Importance: Despite evidence of the increasing use of psychotropic medications, little is known about the broader changes in the delivery of outpatient mental health treatment to children, adolescents, and adults.
Objective: To assess national trends and patterns in the mental health care of children, adolescents, and adults in office-based medical practice.

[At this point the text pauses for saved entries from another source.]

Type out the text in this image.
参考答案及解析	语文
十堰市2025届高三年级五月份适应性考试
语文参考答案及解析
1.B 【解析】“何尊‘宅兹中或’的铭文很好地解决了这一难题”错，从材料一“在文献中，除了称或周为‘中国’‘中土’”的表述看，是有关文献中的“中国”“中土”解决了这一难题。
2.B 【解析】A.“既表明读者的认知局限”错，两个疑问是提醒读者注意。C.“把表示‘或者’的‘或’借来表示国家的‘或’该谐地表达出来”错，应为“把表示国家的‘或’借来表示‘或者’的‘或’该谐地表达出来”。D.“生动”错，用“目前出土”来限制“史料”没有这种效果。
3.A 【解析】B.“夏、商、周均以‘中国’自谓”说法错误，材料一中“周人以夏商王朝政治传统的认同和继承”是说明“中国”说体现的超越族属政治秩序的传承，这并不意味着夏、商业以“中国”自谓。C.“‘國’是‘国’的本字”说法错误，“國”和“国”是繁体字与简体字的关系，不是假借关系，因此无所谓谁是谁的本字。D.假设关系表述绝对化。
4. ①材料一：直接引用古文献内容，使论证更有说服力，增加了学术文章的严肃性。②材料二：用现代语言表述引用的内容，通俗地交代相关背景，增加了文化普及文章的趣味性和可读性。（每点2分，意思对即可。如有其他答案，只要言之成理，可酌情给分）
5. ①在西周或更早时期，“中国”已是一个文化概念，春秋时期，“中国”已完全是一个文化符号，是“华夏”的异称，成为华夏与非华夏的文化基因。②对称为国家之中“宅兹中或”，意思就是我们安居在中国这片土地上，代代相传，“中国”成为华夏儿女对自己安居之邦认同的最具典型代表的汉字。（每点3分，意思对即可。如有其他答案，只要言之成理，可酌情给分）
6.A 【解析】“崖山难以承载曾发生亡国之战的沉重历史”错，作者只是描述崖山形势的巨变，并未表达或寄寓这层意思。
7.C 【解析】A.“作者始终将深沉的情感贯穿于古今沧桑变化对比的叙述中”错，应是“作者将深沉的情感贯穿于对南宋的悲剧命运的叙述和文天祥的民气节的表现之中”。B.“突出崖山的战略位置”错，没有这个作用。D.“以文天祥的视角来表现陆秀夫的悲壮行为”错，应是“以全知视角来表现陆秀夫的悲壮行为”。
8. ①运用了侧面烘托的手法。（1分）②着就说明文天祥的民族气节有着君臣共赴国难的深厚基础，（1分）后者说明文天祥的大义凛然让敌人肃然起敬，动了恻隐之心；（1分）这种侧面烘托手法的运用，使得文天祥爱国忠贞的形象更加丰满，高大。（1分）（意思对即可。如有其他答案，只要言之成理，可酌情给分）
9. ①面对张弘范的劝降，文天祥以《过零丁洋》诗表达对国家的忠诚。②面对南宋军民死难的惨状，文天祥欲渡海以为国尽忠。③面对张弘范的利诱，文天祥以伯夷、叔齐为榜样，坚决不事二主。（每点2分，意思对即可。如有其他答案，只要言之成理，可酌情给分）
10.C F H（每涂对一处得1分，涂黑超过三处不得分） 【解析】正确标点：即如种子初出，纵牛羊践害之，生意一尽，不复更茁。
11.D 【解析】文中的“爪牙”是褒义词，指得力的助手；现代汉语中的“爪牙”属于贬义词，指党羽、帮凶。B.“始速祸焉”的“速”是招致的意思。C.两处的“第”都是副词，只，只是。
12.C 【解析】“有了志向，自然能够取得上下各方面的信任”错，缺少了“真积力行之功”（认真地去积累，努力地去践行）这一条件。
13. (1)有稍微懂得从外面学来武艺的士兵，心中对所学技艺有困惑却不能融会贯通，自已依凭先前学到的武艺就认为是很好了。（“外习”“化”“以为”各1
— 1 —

Design, setting, and participants: Outpatient visits to physicians in office-based practice from the 1995-2010 National Ambulatory Medical Care Surveys (N = 446 542). Trends (1995-2010) in visits with mental health care indicators are first compared between youths (<21 years) and adults (≥21 years) and then between children (0-13 years) and adolescents (14-20 years). Background and clinical characteristics of recent visits (2007-2010) resulting in a mental disorder diagnosis are also compared among children, adolescents, and adults.
Main outcomes and measures: Visits resulting in mental disorder diagnoses, prescription of psychotropic medications, provision of psychotherapy, or psychiatrist care.
Results: Between 1995-1998 and 2007-2010, visits resulting in mental disorder diagnoses per 100 population increased significantly faster for youths (from 7.78 to 15.30 visits) than for adults (from 23.23 to 28.48 visits) (interaction: P < .001). Psychiatrist visits also increased significantly faster for youths (from 2.86 to 5.71 visits) than for adults (from 10.22 to 10.87 visits) (interaction: P < .001). Psychotropic medication visits increased at comparable rates for youths (from 8.35 to 17.12 visits) and adults (from 30.76 to 65.90 visits) (interaction: P = .13). While psychotherapy visits increased from 2.25 to 3.17 per 100 population for youths, they decreased from 8.37 to 6.36 for adults (interaction: P < .001). In 2007-2010, 27.4% of child visits, 47.9% of adolescent visits, and 36.6% of adult visits resulting in a mental disorder diagnosis were to a psychiatrist.
Conclusions and relevance: Compared with adult mental health care, the mental health care of young people has increased more rapidly and has coincided with increased psychotropic medication use. A great majority of mental health care in office-based medical practice to children, adolescents, and adults is provided by nonpsychiatrist physicians calling for increased consultation and communication between specialties.